Par Hannah Koenker, directrice technique, santé tropicale

L’APP a soutenu les campagnes de masse des MII pendant près de vingt ans. Dans la plupart des cas, tous les trois ans, les programmes nationaux de lutte contre le paludisme, en coordination avec leurs partenaires, déploient des efforts considérables pour planifier les activités d’enregistrements et de distribution des campagnes, transporter des millions de MII par une multitude de moyens dans des conditions souvent difficiles, et distribuer ces produits vitaux dans le but de protéger les gens contre le paludisme. Après la campagne de distribution massive, les moustiquaires sont utilisées, mais commencent à s’user, en masse aussi, ce qui entraîne le besoin de campagnes de remplacement trois ans plus tard. Dans beaucoup de pays, les programmes nationaux envisagent d’organiser des campagnes plus fréquentes à la suite des durées de vie plus courtes que prévues. Et s’il existait une façon de réduire l’effort et de maintenir un haut niveau de couverture en MII sur la durée ?

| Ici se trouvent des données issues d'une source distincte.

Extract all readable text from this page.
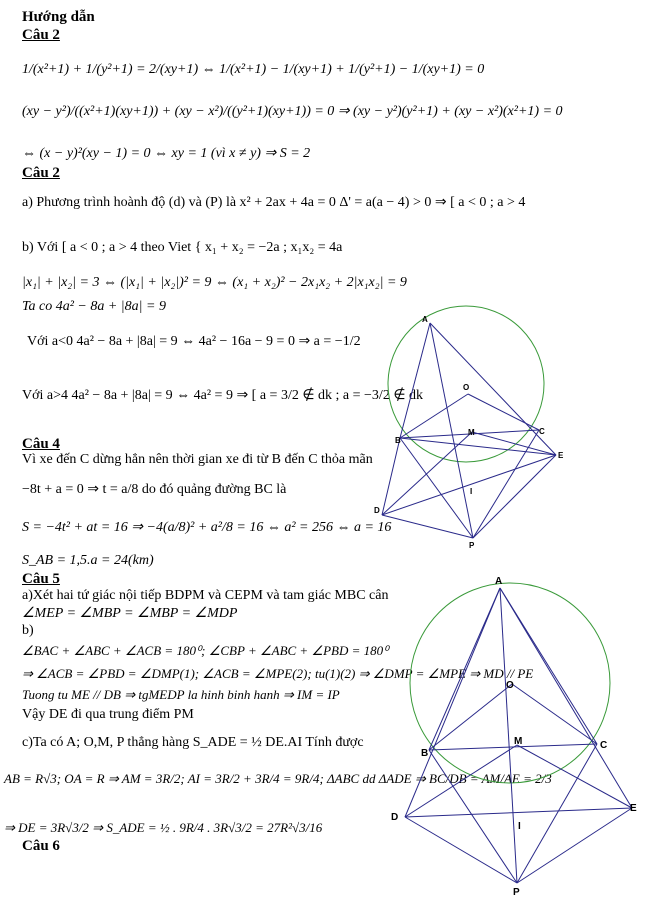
Hướng dẫn
Câu 2
1/(x²+1) + 1/(y²+1) = 2/(xy+1) ⇔ 1/(x²+1) − 1/(xy+1) + 1/(y²+1) − 1/(xy+1) = 0
(xy − y²)/((x²+1)(xy+1)) + (xy − x²)/((y²+1)(xy+1)) = 0 ⇒ (xy − y²)(y²+1) + (xy − x²)(x²+1) = 0
⇔ (x − y)²(xy − 1) = 0 ⇔ xy = 1 (vì x ≠ y) ⇒ S = 2
Câu 2
a) Phương trình hoành độ (d) và (P) là x² + 2ax + 4a = 0 Δ' = a(a − 4) > 0 ⇒ [ a < 0 ; a > 4
b) Với [ a < 0 ; a > 4 theo Viet { x₁ + x₂ = −2a ; x₁x₂ = 4a
|x₁| + |x₂| = 3 ⇔ (|x₁| + |x₂|)² = 9 ⇔ (x₁ + x₂)² − 2x₁x₂ + 2|x₁x₂| = 9
Ta co 4a² − 8a + |8a| = 9
Với a<0 4a² − 8a + |8a| = 9 ⇔ 4a² − 16a − 9 = 0 ⇒ a = −1/2
Với a>4 4a² − 8a + |8a| = 9 ⇔ 4a² = 9 ⇒ [ a = 3/2 ∉ dk ; a = −3/2 ∉ dk
Câu 4
Vì xe đến C dừng hẳn nên thời gian xe đi từ B đến C thỏa mãn
−8t + a = 0 ⇒ t = a/8 do đó quảng đường BC là
S = −4t² + at = 16 ⇒ −4(a/8)² + a²/8 = 16 ⇔ a² = 256 ⇔ a = 16
S_AB = 1,5.a = 24(km)
Câu 5
a)Xét hai tứ giác nội tiếp BDPM và CEPM và tam giác MBC cân
∠MEP = ∠MBP = ∠MBP = ∠MDP
b)
∠BAC + ∠ABC + ∠ACB = 180⁰; ∠CBP + ∠ABC + ∠PBD = 180⁰
⇒ ∠ACB = ∠PBD = ∠DMP(1); ∠ACB = ∠MPE(2); tu(1)(2) ⇒ ∠DMP = ∠MPE ⇒ MD // PE
Tuong tu ME // DB ⇒ tgMEDP la hinh binh hanh ⇒ IM = IP
Vậy DE đi qua trung điểm PM
c)Ta có A; O,M, P thẳng hàng S_ADE = ½ DE.AI Tính được
AB = R√3; OA = R ⇒ AM = 3R/2; AI = 3R/2 + 3R/4 = 9R/4; ΔABC dd ΔADE ⇒ BC/DB = AM/AE = 2/3
⇒ DE = 3R√3/2 ⇒ S_ADE = ½ . 9R/4 . 3R√3/2 = 27R²√3/16
Câu 6
A
O
B
M	C
E
I
D
P
A
O
B
M	C
E
I
D
P
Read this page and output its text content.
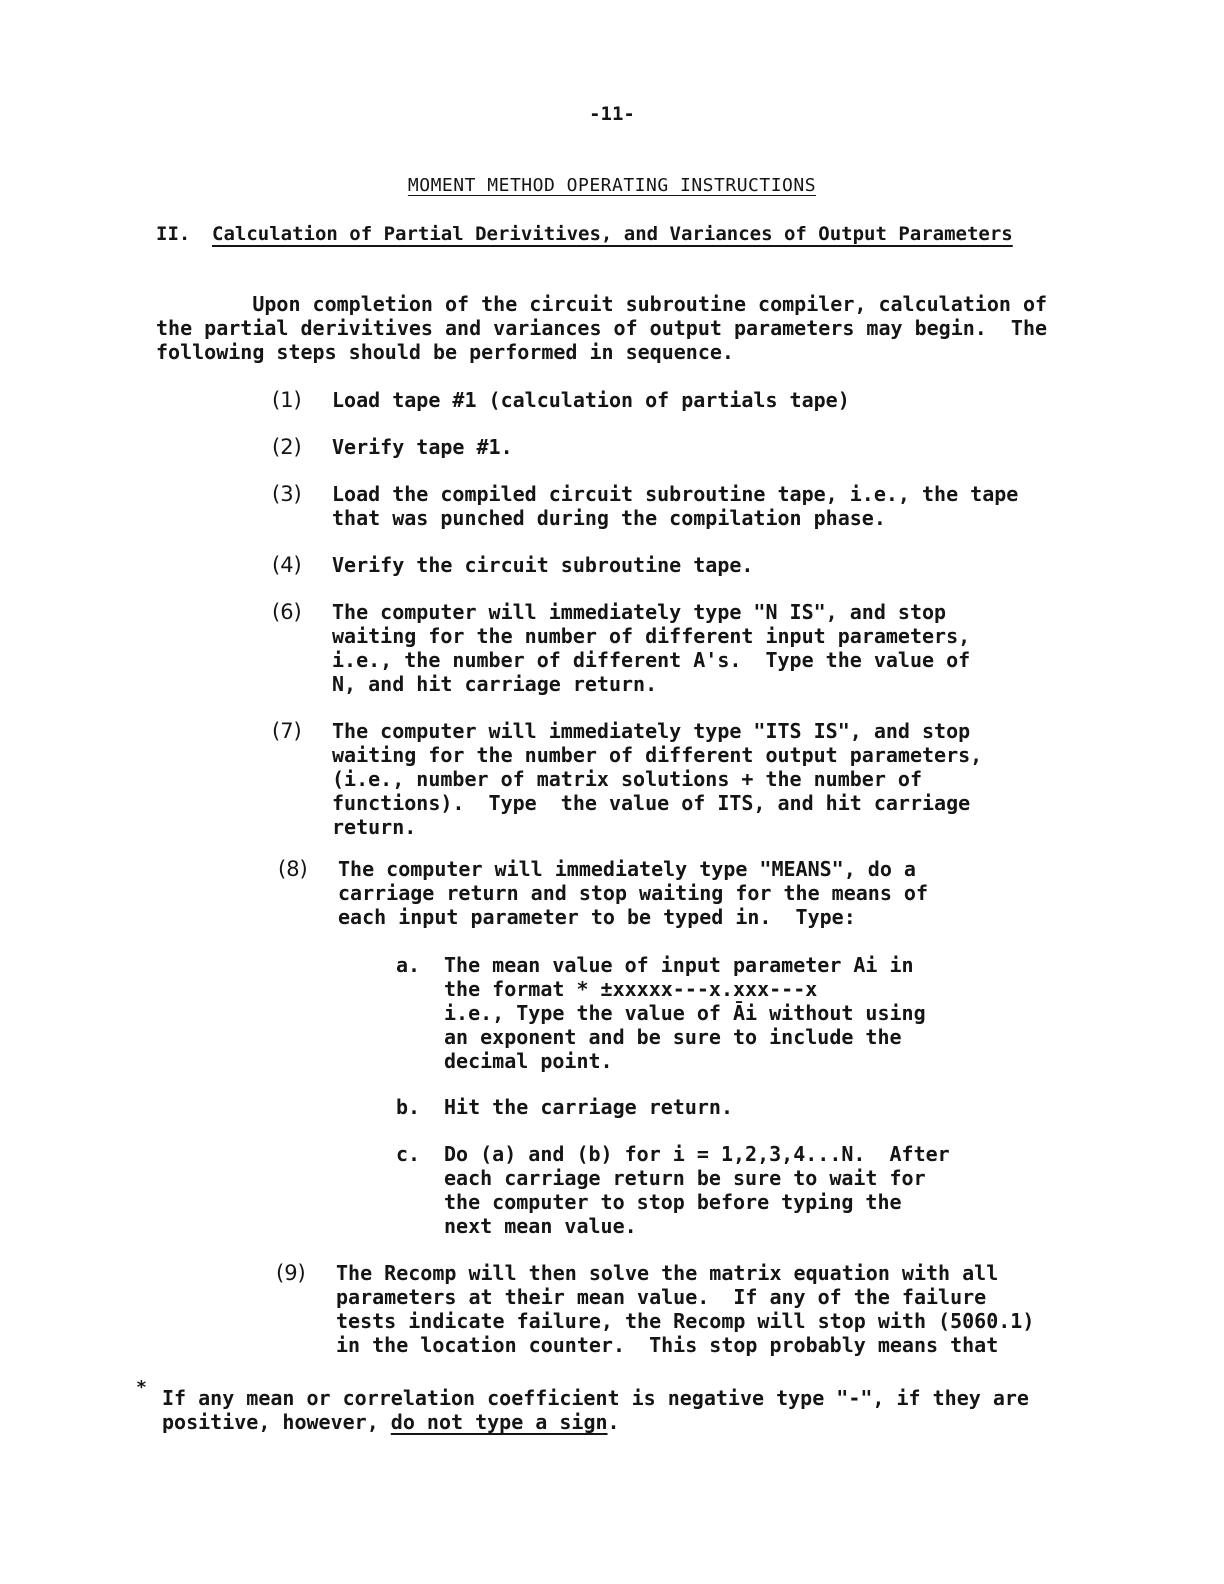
-11-
MOMENT METHOD OPERATING INSTRUCTIONS
II. Calculation of Partial Derivitives, and Variances of Output Parameters
Upon completion of the circuit subroutine compiler, calculation of
the partial derivitives and variances of output parameters may begin.  The
following steps should be performed in sequence.

(1)

Load tape #1 (calculation of partials tape)

(2)

Verify tape #1.

(3)

Load the compiled circuit subroutine tape, i.e., the tape
that was punched during the compilation phase.

(4)

Verify the circuit subroutine tape.

(6)

The computer will immediately type "N IS", and stop
waiting for the number of different input parameters,
i.e., the number of different A's.  Type the value of
N, and hit carriage return.

(7)

The computer will immediately type "ITS IS", and stop
waiting for the number of different output parameters,
(i.e., number of matrix solutions + the number of
functions).  Type  the value of ITS, and hit carriage
return.

(8)

The computer will immediately type "MEANS", do a
carriage return and stop waiting for the means of
each input parameter to be typed in.  Type:

a.

The mean value of input parameter Ai in
the format * ±xxxxx---x.xxx---x
i.e., Type the value of Āi without using
an exponent and be sure to include the
decimal point.

b.

Hit the carriage return.

c.

Do (a) and (b) for i = 1,2,3,4...N.  After
each carriage return be sure to wait for
the computer to stop before typing the
next mean value.

(9)

The Recomp will then solve the matrix equation with all
parameters at their mean value.  If any of the failure
tests indicate failure, the Recomp will stop with (5060.1)
in the location counter.  This stop probably means that

*

If any mean or correlation coefficient is negative type "-", if they are
positive, however, do not type a sign.
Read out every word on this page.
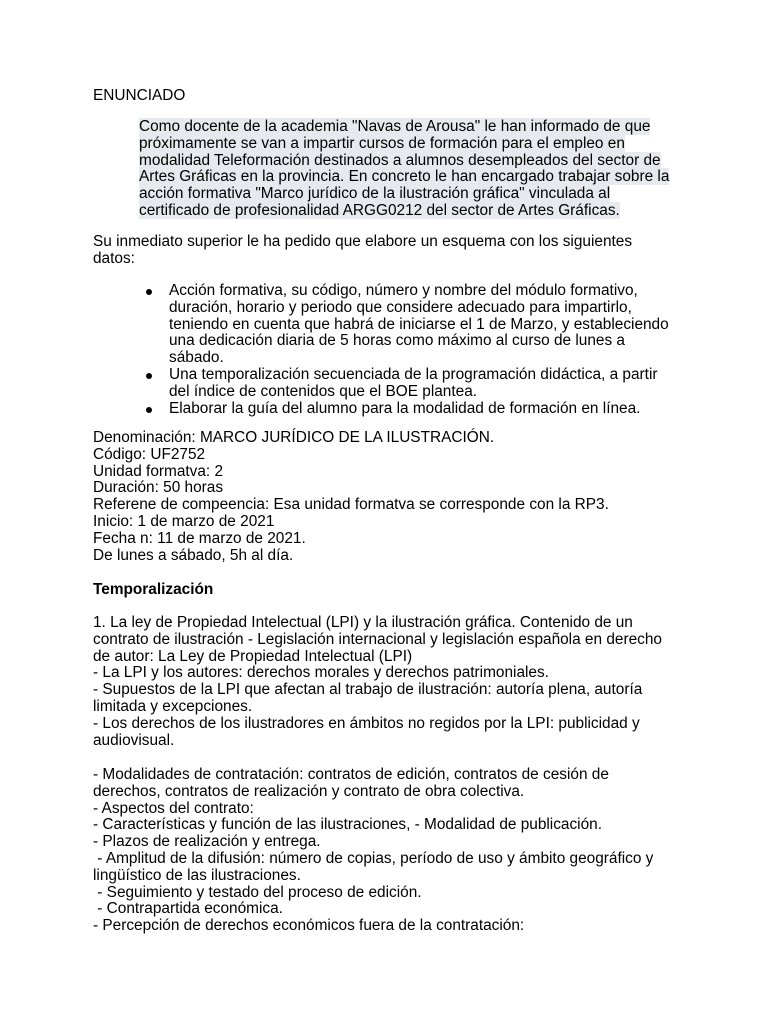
ENUNCIADO
Como docente de la academia "Navas de Arousa" le han informado de que
próximamente se van a impartir cursos de formación para el empleo en
modalidad Teleformación destinados a alumnos desempleados del sector de
Artes Gráficas en la provincia. En concreto le han encargado trabajar sobre la
acción formativa "Marco jurídico de la ilustración gráfica" vinculada al
certificado de profesionalidad ARGG0212 del sector de Artes Gráficas.

Su inmediato superior le ha pedido que elabore un esquema con los siguientes
datos:

Acción formativa, su código, número y nombre del módulo formativo,
duración, horario y periodo que considere adecuado para impartirlo,
teniendo en cuenta que habrá de iniciarse el 1 de Marzo, y estableciendo
una dedicación diaria de 5 horas como máximo al curso de lunes a
sábado.
Una temporalización secuenciada de la programación didáctica, a partir
del índice de contenidos que el BOE plantea.
Elaborar la guía del alumno para la modalidad de formación en línea.
Denominación: MARCO JURÍDICO DE LA ILUSTRACIÓN.
Código: UF2752
Unidad formatva: 2
Duración: 50 horas
Referene de compeencia: Esa unidad formatva se corresponde con la RP3.
Inicio: 1 de marzo de 2021
Fecha n: 11 de marzo de 2021.
De lunes a sábado, 5h al día.
Temporalización
1. La ley de Propiedad Intelectual (LPI) y la ilustración gráfica. Contenido de un
contrato de ilustración - Legislación internacional y legislación española en derecho
de autor: La Ley de Propiedad Intelectual (LPI)
- La LPI y los autores: derechos morales y derechos patrimoniales.
- Supuestos de la LPI que afectan al trabajo de ilustración: autoría plena, autoría
limitada y excepciones.
- Los derechos de los ilustradores en ámbitos no regidos por la LPI: publicidad y
audiovisual.
- Modalidades de contratación: contratos de edición, contratos de cesión de
derechos, contratos de realización y contrato de obra colectiva.
- Aspectos del contrato:
- Características y función de las ilustraciones, - Modalidad de publicación.
- Plazos de realización y entrega.
- Amplitud de la difusión: número de copias, período de uso y ámbito geográfico y
lingüístico de las ilustraciones.
- Seguimiento y testado del proceso de edición.
- Contrapartida económica.
- Percepción de derechos económicos fuera de la contratación:
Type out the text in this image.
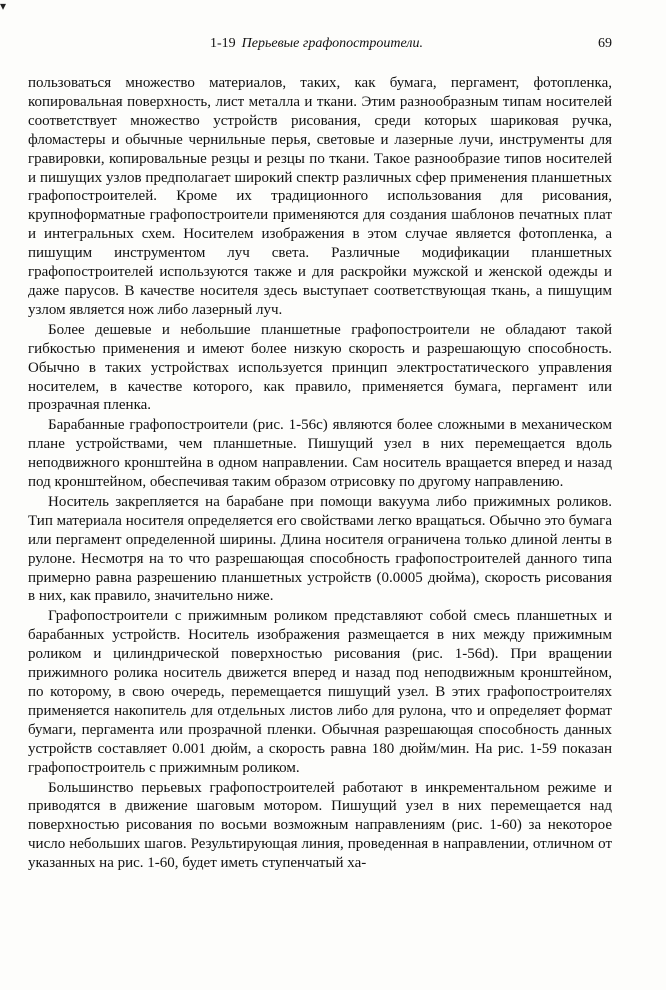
▾
1-19 Перьевые графопостроители.	69

пользоваться множество материалов, таких, как бумага, пергамент, фотопленка, копировальная поверхность, лист металла и ткани. Этим разнообразным типам носителей соответствует множество устройств рисования, среди которых шариковая ручка, фломастеры и обычные чернильные перья, световые и лазерные лучи, инструменты для гравировки, копировальные резцы и резцы по ткани. Такое разнообразие типов носителей и пишущих узлов предполагает широкий спектр различных сфер применения планшетных графопостроителей. Кроме их традиционного использования для рисования, крупноформатные графопостроители применяются для создания шаблонов печатных плат и интегральных схем. Носителем изображения в этом случае является фотопленка, а пишущим инструментом луч света. Различные модификации планшетных графопостроителей используются также и для раскройки мужской и женской одежды и даже парусов. В качестве носителя здесь выступает соответствующая ткань, а пишущим узлом является нож либо лазерный луч.

Более дешевые и небольшие планшетные графопостроители не обладают такой гибкостью применения и имеют более низкую скорость и разрешающую способность. Обычно в таких устройствах используется принцип электростатического управления носителем, в качестве которого, как правило, применяется бумага, пергамент или прозрачная пленка.

Барабанные графопостроители (рис. 1-56с) являются более сложными в механическом плане устройствами, чем планшетные. Пишущий узел в них перемещается вдоль неподвижного кронштейна в одном направлении. Сам носитель вращается вперед и назад под кронштейном, обеспечивая таким образом отрисовку по другому направлению.

Носитель закрепляется на барабане при помощи вакуума либо прижимных роликов. Тип материала носителя определяется его свойствами легко вращаться. Обычно это бумага или пергамент определенной ширины. Длина носителя ограничена только длиной ленты в рулоне. Несмотря на то что разрешающая способность графопостроителей данного типа примерно равна разрешению планшетных устройств (0.0005 дюйма), скорость рисования в них, как правило, значительно ниже.

Графопостроители с прижимным роликом представляют собой смесь планшетных и барабанных устройств. Носитель изображения размещается в них между прижимным роликом и цилиндрической поверхностью рисования (рис. 1-56d). При вращении прижимного ролика носитель движется вперед и назад под неподвижным кронштейном, по которому, в свою очередь, перемещается пишущий узел. В этих графопостроителях применяется накопитель для отдельных листов либо для рулона, что и определяет формат бумаги, пергамента или прозрачной пленки. Обычная разрешающая способность данных устройств составляет 0.001 дюйм, а скорость равна 180 дюйм/мин. На рис. 1-59 показан графопостроитель с прижимным роликом.

Большинство перьевых графопостроителей работают в инкрементальном режиме и приводятся в движение шаговым мотором. Пишущий узел в них перемещается над поверхностью рисования по восьми возможным направлениям (рис. 1-60) за некоторое число небольших шагов. Результирующая линия, проведенная в направлении, отличном от указанных на рис. 1-60, будет иметь ступенчатый ха-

La distribution permanente (DP), en plus de la distribution habituelle grâce aux services prénataux et vaccinaux dans les installations sanitaires (qui sont considérés être un canal utilisé dans les pays d’endémie palustre pour garantir l’accès aux MII aux populations les plus vulnérables), offre la possibilité de fournir chaque année des MII, généralement par l’intermédiaire des écoles primaires ou des agents de santé communautaires (ASC) en réponse à la demande des communautés. Chaque année depuis 2013, la Tanzanie a organisé des distributions dans les écoles dans près de la moitié du pays ; le Ghana a livré des MII aux élèves d’écoles entre les campagnes massives pour compenser les MII qui s’usent. Cependant, connaître le nombre de MII nécessaires pour ce type de canaux a toujours été un défi. Une modélisation complexe était nécessaire et, en même temps, les campagnes massives étaient faciles à quantifier grâce aux recommandations de l’Organisation mondiale de la santé (OMS) qui consistent à diviser la population par 1,8.

Le nouveau travail d’Hannah Koenker, financé grâce aux subventions de la Fondation Bill et Melinda Gates de l’APP, a tenté de trouver une formule de quantification simple pour la distribution permanente. L’analyse utilise une modélisation complexe, prenant en compte la durée de vie des moustiquaires dans certains pays et la façon dont les différentes stratégies de distribution des MII contribuent à l’accès à ces MII dans le temps. La « meilleure » approche quantitative est alors recommandée pour chaque stratégie de distribution des MII, soit le pays adopte l’approche de la Tanzanie où la DP remplace les campagnes massives, soit l’approche du Ghana où la DP est organisée entre les campagnes.

En général, chaque programme national de lutte contre le paludisme fixe ses propres objectifs quant à l’accès aux MII, qui doit être maintenu sur le long terme pour garantir une réduction durable du paludisme. Pour les pays dont les moustiquaires ont une durée de vie de deux ans ou plus et qui souhaitent maintenir un accès aux MII de 80 %, une stratégie de distribution permanente à grande échelle pourrait nécessiter une approche quantitative de la « population multipliée par 20 % » sur une base annuelle. Les pays dont les moustiquaires ont une durée de vie de trois ans peuvent utiliser une approche de la « population multipliée par 16 % » à la place, puisque les moustiquaires ont, en moyenne, une durée de vie un peu plus longue, et que le besoin en moustiquaires est donc plus faible. Vous trouverez ici un tableau complet des quantificateurs pour les stratégies de distribution pour les pays d’Afrique subsaharienne.

Son travail a également permis de voir que les stratégies de distribution permanente qui maintiennent l’accès aux MII à 80 % peuvent finalement nécessiter moins de moustiquaires, comparé aux stratégies de campagne massive de trois ans, au moins pour les pays dont la durée de vie de moustiquaires est de deux ans. En ce qui concerne les pays dont la durée de vie des moustiquaires est plus courte – moins de deux ans – il faudra davantage de MII que celles actuellement fournies, mais les stratégies de mis en œuvre communautaire seront probablement plus efficaces pour maintenir la couverture que les campagnes bisannuelles, et nécessiteront moins d’efforts de la part du personnel des programmes nationaux.

Les nouvelles recommandations quantitatives sont déjà incluses dans les Lignes directrices RBM-CRSPC, et certains pays l’utilisent déjà afin de prévoir leur calendrier pour les prochaines années. Alors qu’on estime les coûts de la distribution permanente comparables à ceux des campagnes massives dans le temps, l’APP travaille à fournir des modèles concrets de budgétisation aux pays, afin que les programmes nationaux puissent comparer leur stratégie de distribution actuelle par le biais de campagnes massives avec les options de distribution continue.